Première : sous les tutus, la violence

C'est un piège. On s'imagne que Megan Abbott écrit encore une histoire de méchantes filles, d'ado perverses, de vengeances version trash du Miel et les abeilles... et puis non, l'autrice parvient à surprendre, peut-être pas à se renouveler, mais à mettre la barre plus haut question qualité de l'intrigue. Première est d'une fine perversité remarquable, une construction parfaite sur un thème qui peut paraître cul-cul (une école de danse !) mais dont elle tire toute la part obscure. Sans doute que le fan de Megan Abbott trouvera des similitudes avec ses précédents romans, puisqu'elle continue de fourrager dans l'esprit des filles et des jeunes femmes blessées, mais celui qui picore de temps en temps dans l'oeuvre de l'Américaine y trouvera plus que son compte.

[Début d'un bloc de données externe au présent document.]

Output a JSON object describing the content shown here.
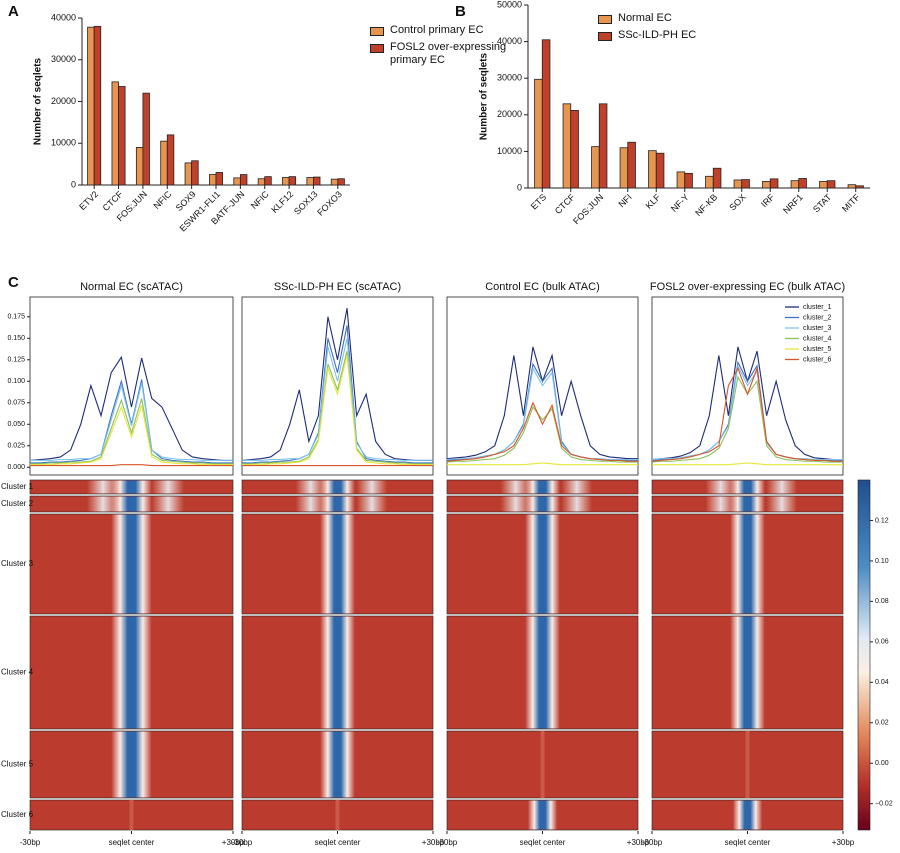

Les deux soeurs Durant, Marie et Dara, sont nées dans la danse classique. Leur mère, professeur intransigeante, un soupçon psycho-rigide, leur a enseigné cet art et transmis l'école quand, ivre, elle s'est crashée avec leur père. A leur duo, tenant presque de la gémellité, s'est adjoint, quelques années plus tôt, Charlie, même âge ou presque, jeune danseur émérite, recueilli au foyer Durant. Quinze ans après la mort des parents, Dara, Marie et Charlie forme plus qu'une famille. Surtout que Dara et Charlie se sont mariés. Ils vivaient ensemble sous le même toit avant que Marie s'émancipe et installe sa couche dans l'école. Alors que tout le monde prépare le ballet Casse-Noisette attendu par les enfants comme par les parents de cette bourgade de la côte Est, un vieux chauffage met, nuitamment, le feu à l'un des studios de danse. Charlie, au corps brisé par les années de danse, est chargé de trouver le bon artisan qui va remettre cela à neuf. Il tombe sur Dereck, entrepreneur précédé d'une belle réputation. 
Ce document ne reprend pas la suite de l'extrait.